04-06-2017

HET SLOT VAN KAFKA

Een jongeman van ruim dertig jaar, K. genoemd, belandt in een dorp dat wordt beheerst door ambtenaren in dienst van graaf Westwest. Zij verblijven in een op een hoge berg gelegen slot. Naar eigen zeggen heeft K. land, bezit, vrouw en kinderen achtergelaten omdat de overheid hem als landmeter heeft aangesteld. Er leidt geen weg naar het slot, om er binnen te gaan heeft men een vergunning nodig, dus het slot is voor K. vooralsnog onbereikbaar. De burgemeester van het dorp, dat in bezit is van het slot, meldt hem dat er sprake is van een misverstand: niemand heeft behoefte aan een landmeter. Hij mag trouwens niet in het dorp slapen. Dat wordt weliswaar oogluikend toegelaten, maar de meeste inwoners zijn onvriendelijk tegen hem, want ze beschouwen hem als een hinderlijke vreemdeling.

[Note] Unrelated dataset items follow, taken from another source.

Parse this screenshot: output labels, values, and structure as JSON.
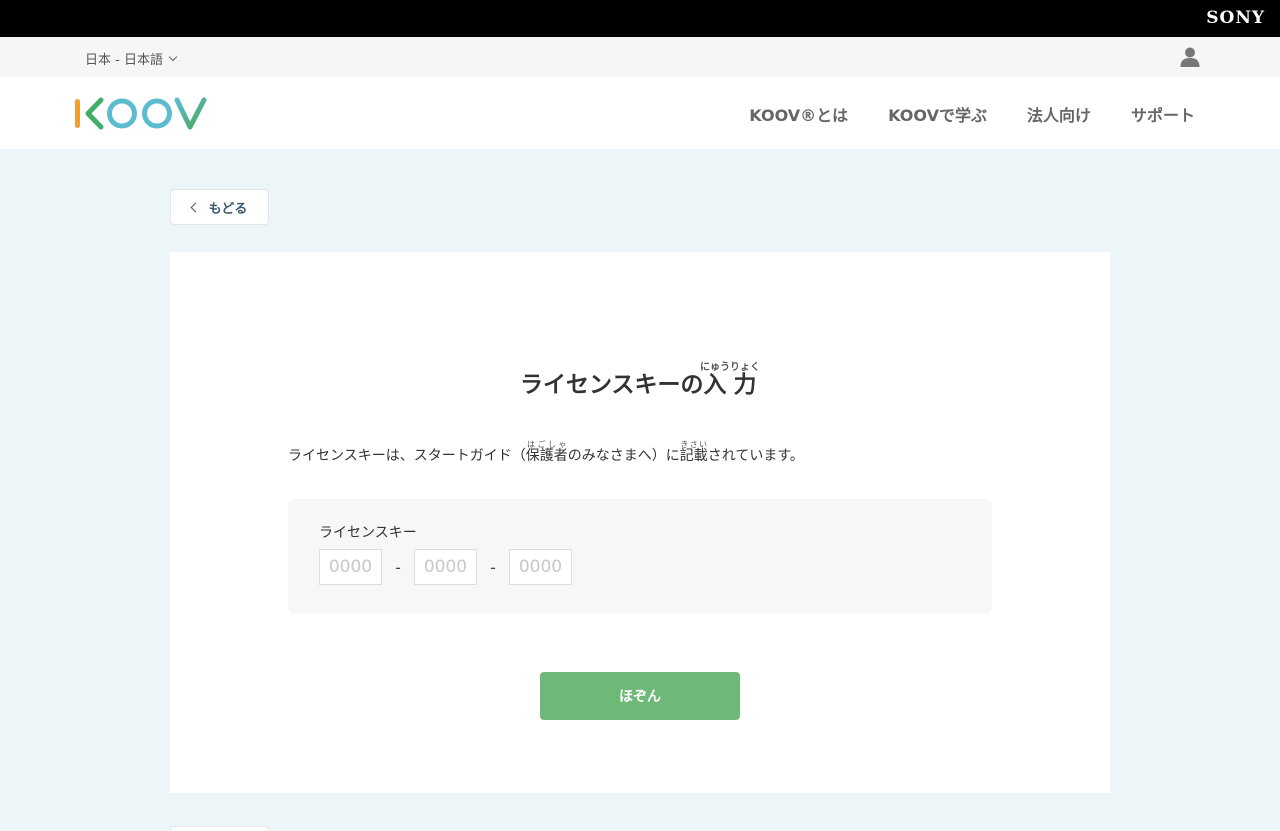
{
  "brand": {
    "sony_logo": "SONY"
  },
  "locale": {
    "current": "日本 - 日本語"
  },
  "nav": {
    "items": [
      "KOOV®とは",
      "KOOVで学ぶ",
      "法人向け",
      "サポート"
    ]
  },
  "back_button": {
    "label": "もどる"
  },
  "page": {
    "title_prefix": "ライセンスキーの",
    "title_ruby_base": "入力",
    "title_ruby_reading": "にゅうりょく",
    "desc_part1": "ライセンスキーは、スタートガイド（",
    "desc_ruby1_base": "保護者",
    "desc_ruby1_reading": "はごしゃ",
    "desc_part2": "のみなさまへ）に",
    "desc_ruby2_base": "記載",
    "desc_ruby2_reading": "きさい",
    "desc_part3": "されています。"
  },
  "license_key": {
    "label": "ライセンスキー",
    "placeholder": "0000",
    "separator": "-",
    "values": [
      "",
      "",
      ""
    ]
  },
  "save_button": {
    "label": "ほぞん"
  },
  "colors": {
    "top_bar": "#000000",
    "page_bg": "#ecf5f8",
    "save_button": "#6eb878",
    "logo_orange": "#f0a030",
    "logo_teal": "#5bbcd0",
    "logo_green": "#4aa85a"
  },
  "icons": {
    "user": "user-icon",
    "back": "chevron-left-icon",
    "locale": "chevron-down-icon"
  }
}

De bureaucratie beheerst hier de samenleving: bedienden rijden rond met karretjes, volgeladen met aktes; de  ambtenaren behandelen de plaatselijke bevolking met onverholen arrogantie; de enige weg die K. tot topman Klamm kan brengen, leidt door de processen - verbaal van een secretaris. Maar K. stelt alles in het werk om het slot binnen te komen. Zo knoopt hij relaties aan met vrouwen die hem wellicht verder kunnen helpen. Op een nacht raakt hij in gesprek met een tamelijk hoge en opvallend vriendelijke ambtenaar, die bereid is hem te helpen. Maar K. benut deze kans niet.

De wereld van Franz Kafka doet denken aan een nachtmerrie. Het slot lijkt op alles, behalve op een slot; de macht die het uitstraalt is immens, maar zijn ambtenaren en het slot zelf zijn letterlijk en figuurlijk onbereikbaar; wel kan men door een kijkgat de opperheerser, Klamm, in zijn werkkamer, gevestigd in een herberg, gadeslaan; K. is aangesteld als landmeter, men wil helemaal geen landmeter, hij werkt dus nooit als landmeter, toch ontvangt hij een brief waarin hij bedankt wordt voor wat hij tot dusver gedaan heeft als landmeter. Overal dwaal je door lange gangen, onverlichte kamertjes, doodlopende steegjes. En ieder moment kan er een vonnis, hoe onterecht ook, over je uitgesproken worden.

Geen wonder dat Das Schloss, voor het eerst verschenen in 1926 bij een uitgeverij in München, talloze interpretaties in de meest uiteenlopende talen heeft gekend. Men las het boek als een allegorie van de macht, van het jodendom,  de vervreemding enz. Daarnaast gingen sociologen ermee aan de haal, freudianen sloegen toe, existentialisten lieten zich ook niet onbetuigd. Iedereen kan zijn gelijk krijgen, want Kafka laat veel vragen onbeantwoord en het slot is een leeg gebouw, zodat een  creatieve geest er alle kanten mee uit kan.

Nee, Het slot leest bepaald niet als een trein. Ondanks de heldere, zakelijke taal die Kafka af en toe kruidt met subtiele humor, kun je als lezer het beste elke dag kleine stukjes tot je nemen, laten we zeggen zo'n dertig bladzijden per dag. Volgens één van zijn biografen, Ernst Pawel, had de auteur op den duur literaire problemen met zijn roman. Kafka schreef alleen als hij inspiratie had,  maakte geen gebruik van een schema, en omdat Het slot geen echte intrige en  ontwikkeling van de hoofdpersonen kent, waaiert het maar uit, en houdt dan plotseling op. Kafka heeft zijn boek namelijk nooit voltooid, ons dus achterlatend met een duistere, toch wel intrigerende roman.
Franz Kafka, Het slot. Vertaald door Willem van Toorn en Gerda Meijerink, Amsterdam, 2014. 442 blz.